First, let's express the nth term of the sequence, an, in terms of n.
an = (cos^2(n)) / (3^n)
To find the limit of the sequence, we will take the limit as n approaches infinity:
lim(n→∞) (cos^2(n)) / (3^n)
To evaluate this limit, we need to analyze the behavior of both the numerator (cos^2(n)) and the denominator (3^n) as n becomes infinitely large.
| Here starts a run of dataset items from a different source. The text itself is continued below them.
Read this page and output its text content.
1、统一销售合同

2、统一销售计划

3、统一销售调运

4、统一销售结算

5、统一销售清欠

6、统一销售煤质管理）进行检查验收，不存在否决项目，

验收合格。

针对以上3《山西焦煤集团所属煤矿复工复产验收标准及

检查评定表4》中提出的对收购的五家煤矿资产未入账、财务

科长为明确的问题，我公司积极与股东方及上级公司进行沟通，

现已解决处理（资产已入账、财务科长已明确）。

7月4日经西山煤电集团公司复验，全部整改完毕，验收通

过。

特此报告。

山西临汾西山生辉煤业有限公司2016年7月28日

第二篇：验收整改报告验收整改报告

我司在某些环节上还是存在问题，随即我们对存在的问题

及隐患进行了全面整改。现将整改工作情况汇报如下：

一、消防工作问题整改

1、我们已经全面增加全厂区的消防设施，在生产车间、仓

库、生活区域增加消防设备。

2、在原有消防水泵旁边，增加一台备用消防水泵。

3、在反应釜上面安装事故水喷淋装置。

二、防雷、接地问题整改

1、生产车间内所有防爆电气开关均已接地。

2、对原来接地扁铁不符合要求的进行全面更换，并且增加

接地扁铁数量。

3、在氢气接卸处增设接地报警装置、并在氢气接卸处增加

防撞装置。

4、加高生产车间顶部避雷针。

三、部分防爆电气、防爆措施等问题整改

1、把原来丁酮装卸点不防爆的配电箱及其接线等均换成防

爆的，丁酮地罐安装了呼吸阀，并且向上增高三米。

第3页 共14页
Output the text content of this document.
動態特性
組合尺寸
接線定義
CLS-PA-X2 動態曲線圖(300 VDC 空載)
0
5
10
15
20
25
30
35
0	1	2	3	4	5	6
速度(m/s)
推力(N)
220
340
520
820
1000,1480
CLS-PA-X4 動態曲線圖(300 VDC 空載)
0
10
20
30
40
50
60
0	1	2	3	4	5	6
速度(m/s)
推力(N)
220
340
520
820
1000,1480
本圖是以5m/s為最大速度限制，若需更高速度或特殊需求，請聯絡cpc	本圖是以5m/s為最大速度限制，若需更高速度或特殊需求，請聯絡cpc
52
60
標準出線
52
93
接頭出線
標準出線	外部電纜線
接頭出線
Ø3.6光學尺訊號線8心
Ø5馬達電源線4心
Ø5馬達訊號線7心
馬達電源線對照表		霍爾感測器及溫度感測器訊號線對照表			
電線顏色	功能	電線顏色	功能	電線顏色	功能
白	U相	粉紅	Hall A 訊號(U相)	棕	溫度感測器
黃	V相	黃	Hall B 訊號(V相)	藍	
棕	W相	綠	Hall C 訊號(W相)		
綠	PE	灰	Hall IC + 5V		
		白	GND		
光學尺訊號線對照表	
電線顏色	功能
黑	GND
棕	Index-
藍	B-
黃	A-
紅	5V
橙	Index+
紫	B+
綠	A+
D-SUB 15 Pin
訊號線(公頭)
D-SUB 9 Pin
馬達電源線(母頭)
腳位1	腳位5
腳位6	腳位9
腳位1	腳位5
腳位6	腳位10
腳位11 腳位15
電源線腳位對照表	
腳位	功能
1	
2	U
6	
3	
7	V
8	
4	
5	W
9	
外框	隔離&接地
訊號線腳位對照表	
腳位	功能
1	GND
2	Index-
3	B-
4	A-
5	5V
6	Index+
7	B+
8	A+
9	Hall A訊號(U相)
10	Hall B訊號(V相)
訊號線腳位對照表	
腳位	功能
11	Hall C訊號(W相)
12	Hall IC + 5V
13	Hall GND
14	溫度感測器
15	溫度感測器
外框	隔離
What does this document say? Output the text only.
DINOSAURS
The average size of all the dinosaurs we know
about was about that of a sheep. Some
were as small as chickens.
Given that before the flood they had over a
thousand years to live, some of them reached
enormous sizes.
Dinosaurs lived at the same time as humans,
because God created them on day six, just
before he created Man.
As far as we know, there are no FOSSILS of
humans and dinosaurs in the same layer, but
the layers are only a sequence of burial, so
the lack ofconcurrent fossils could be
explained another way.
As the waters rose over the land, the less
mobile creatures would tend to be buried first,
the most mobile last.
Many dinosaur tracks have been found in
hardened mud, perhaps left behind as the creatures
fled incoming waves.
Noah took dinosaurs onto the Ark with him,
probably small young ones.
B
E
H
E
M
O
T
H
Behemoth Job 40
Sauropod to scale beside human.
1. Analyzing the numerator:
The cosine function, cos(n), oscillates between -1 and 1 for any value of n. Squaring this function, cos^2(n), will always yield a positive value between 0 and 1. So, as n becomes infinitely large, cos^2(n) will still remain between 0 and 1.
2. Analyzing the denominator:
The term 3^n grows exponentially as n becomes larger. For example, if we evaluate 3^1, 3^2, 3^3, and so on, we get 3, 9, 27, and so on. As n approaches infinity, 3^n will grow without bound.
Considering both the numerator and denominator, we can see that the numerator remains limited between 0 and 1, while the denominator grows without bound. Dividing a small, bounded number (numerator) by a large, unbounded number (denominator) will yield a value of 0.
Hence, the limit of the sequence as n approaches infinity is 0.
Since the limit exists and is finite, the sequence converges. Therefore, the sequence given by an = (cos^2(n)) / (3^n) converges to 0.